L’argument est insuffisant. Le décret n° 2002-9 du 4 janvier 2002, qui encadre la durée du temps de travail dans la fonction publique hospitalière, indique en effet que « la durée quotidienne du travail ne peut excéder neuf heures pour les équipes de jour, dix heures pour les équipes de nuit. Toutefois, lorsque les contraintes de continuité du service public l’exigent en permanence, le chef d’établissement peut, après avis du comité technique d’établissement, ou du comité technique, déroger » à cette durée, mais « sans que l’amplitude de la journée ne puisse dépasser douze heures ».
« Au départ, les journées de douze heures sont une mesure d’exception, explique Jean-René Ledoyen, responsable de la filière des directeurs de soins à l’EHESP. Longtemps, elles sont restées cantonnées aux services d’urgences ou de maternité, où les contraintes de continuité de service public sont fortes. Elles se développent aujourd’hui dans des services de médecine ou de chirurgie, ce qui pose un problème juridique. »

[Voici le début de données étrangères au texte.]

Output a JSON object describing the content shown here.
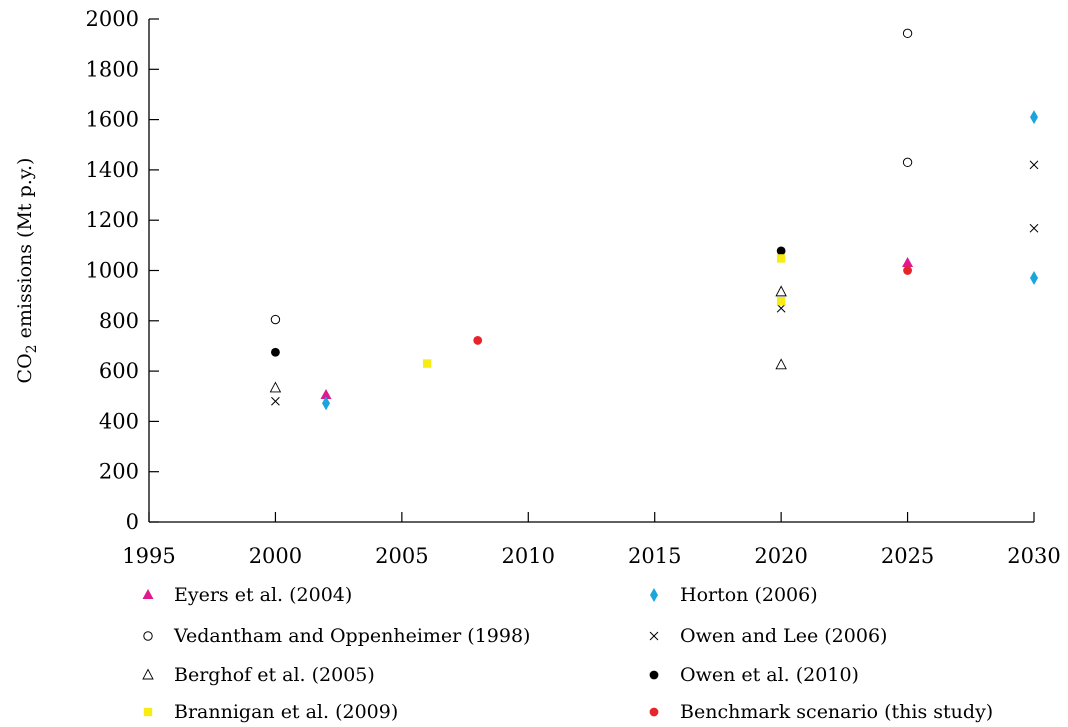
{
  "chart_data": {
    "type": "scatter",
    "title": "",
    "xlabel": "",
    "ylabel": "CO2 emissions (Mt p.y.)",
    "ylabel_parts": {
      "main": "CO",
      "sub": "2",
      "rest": " emissions (Mt p.y.)"
    },
    "xlim": [
      1995,
      2030
    ],
    "ylim": [
      0,
      2000
    ],
    "x_ticks": [
      1995,
      2000,
      2005,
      2010,
      2015,
      2020,
      2025,
      2030
    ],
    "y_ticks": [
      0,
      200,
      400,
      600,
      800,
      1000,
      1200,
      1400,
      1600,
      1800,
      2000
    ],
    "grid": false,
    "legend_position": "bottom",
    "series": [
      {
        "name": "Eyers et al. (2004)",
        "marker": "filled-triangle",
        "color": "#e2188f",
        "points": [
          [
            2002,
            505
          ],
          [
            2025,
            1030
          ]
        ]
      },
      {
        "name": "Horton (2006)",
        "marker": "filled-diamond",
        "color": "#1aa6dd",
        "points": [
          [
            2002,
            472
          ],
          [
            2030,
            1610
          ],
          [
            2030,
            970
          ]
        ]
      },
      {
        "name": "Vedantham and Oppenheimer (1998)",
        "marker": "open-circle",
        "color": "#000000",
        "points": [
          [
            2000,
            805
          ],
          [
            2025,
            1943
          ],
          [
            2025,
            1430
          ]
        ]
      },
      {
        "name": "Owen and Lee (2006)",
        "marker": "cross",
        "color": "#000000",
        "points": [
          [
            2000,
            480
          ],
          [
            2020,
            850
          ],
          [
            2030,
            1420
          ],
          [
            2030,
            1168
          ]
        ]
      },
      {
        "name": "Berghof et al. (2005)",
        "marker": "open-triangle",
        "color": "#000000",
        "points": [
          [
            2000,
            533
          ],
          [
            2020,
            915
          ],
          [
            2020,
            625
          ]
        ]
      },
      {
        "name": "Owen et al. (2010)",
        "marker": "filled-circle",
        "color": "#000000",
        "points": [
          [
            2000,
            675
          ],
          [
            2020,
            1078
          ]
        ]
      },
      {
        "name": "Brannigan et al. (2009)",
        "marker": "filled-square",
        "color": "#f7ec13",
        "points": [
          [
            2006,
            630
          ],
          [
            2020,
            1048
          ],
          [
            2020,
            878
          ]
        ]
      },
      {
        "name": "Benchmark scenario (this study)",
        "marker": "filled-circle",
        "color": "#e8242b",
        "points": [
          [
            2008,
            722
          ],
          [
            2025,
            1000
          ]
        ]
      }
    ]
  }
}
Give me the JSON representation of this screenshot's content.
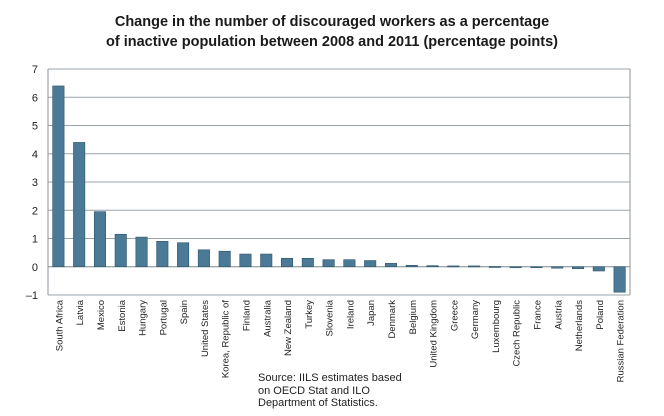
{
  "chart_data": {
    "type": "bar",
    "title_lines": [
      "Change in the number of discouraged workers as a percentage",
      "of inactive population between 2008 and 2011 (percentage points)"
    ],
    "categories": [
      "South Africa",
      "Latvia",
      "Mexico",
      "Estonia",
      "Hungary",
      "Portugal",
      "Spain",
      "United States",
      "Korea, Republic of",
      "Finland",
      "Australia",
      "New Zealand",
      "Turkey",
      "Slovenia",
      "Ireland",
      "Japan",
      "Denmark",
      "Belgium",
      "United Kingdom",
      "Greece",
      "Germany",
      "Luxembourg",
      "Czech Republic",
      "France",
      "Austria",
      "Netherlands",
      "Poland",
      "Russian Federation"
    ],
    "values": [
      6.4,
      4.4,
      1.95,
      1.15,
      1.05,
      0.9,
      0.85,
      0.6,
      0.55,
      0.45,
      0.45,
      0.3,
      0.3,
      0.25,
      0.25,
      0.22,
      0.12,
      0.05,
      0.04,
      0.03,
      0.03,
      0.01,
      -0.01,
      -0.02,
      -0.05,
      -0.07,
      -0.15,
      -0.9
    ],
    "ylim": [
      -1,
      7
    ],
    "yticks": [
      -1,
      0,
      1,
      2,
      3,
      4,
      5,
      6,
      7
    ],
    "grid": true,
    "bar_color": "#4a7a96",
    "grid_color": "#9aa4ad",
    "xlabel": "",
    "ylabel": ""
  },
  "source_lines": [
    "Source: IILS estimates based",
    "on OECD Stat and ILO",
    "Department of Statistics."
  ]
}
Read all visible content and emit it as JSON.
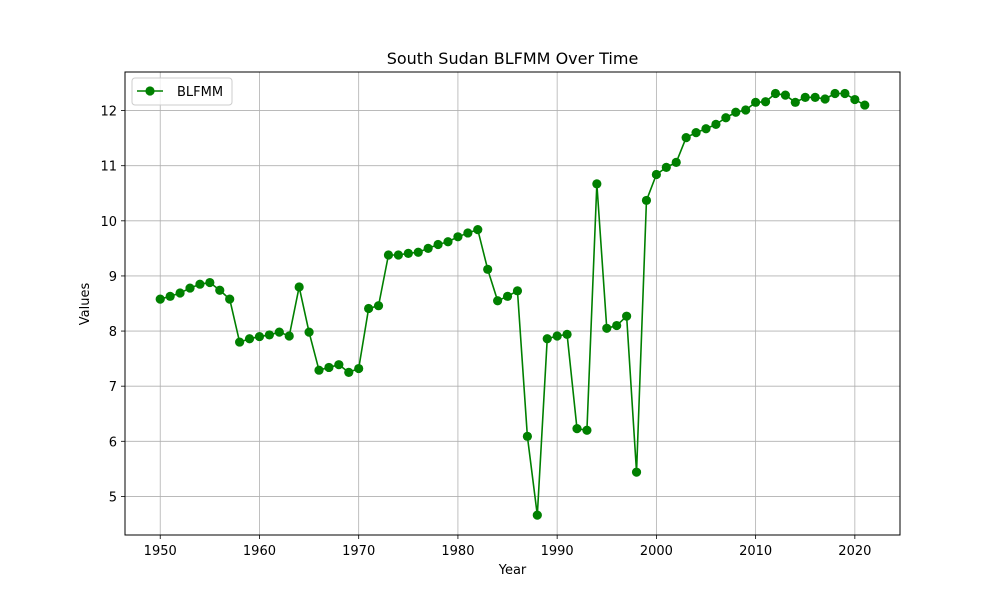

L’aménagement des temps de transmission pose également problème. L’organisation en journées de douze heures de travail ne ménage aucun temps d’échange entre les deux équipes. La plupart des établissements renvoient donc la transmission a un temps informel non rémunéré, ce qui porte la durée réelle du travail au-delà des douze heures. Enfin, l’aménagement des plannings s’avère complexe. Les équipes travaillent généralement selon le rythme suivant : trois jours de travail, deux jours de repos, deux jours de travail, trois jours de repas. Sur un cycle de six semaines, il y a une semaine de travail de cinq jours, soit soixante heures, au-delà là encore de la durée légale. Si les journées de douze heures continuent à se développer, la question de l’évolution de la réglementation se pose. Le groupe de travail installé par le ministère de la Santé au sein du Conseil supérieur de la fonction publique hospitalière doit se prononcer sur ce point.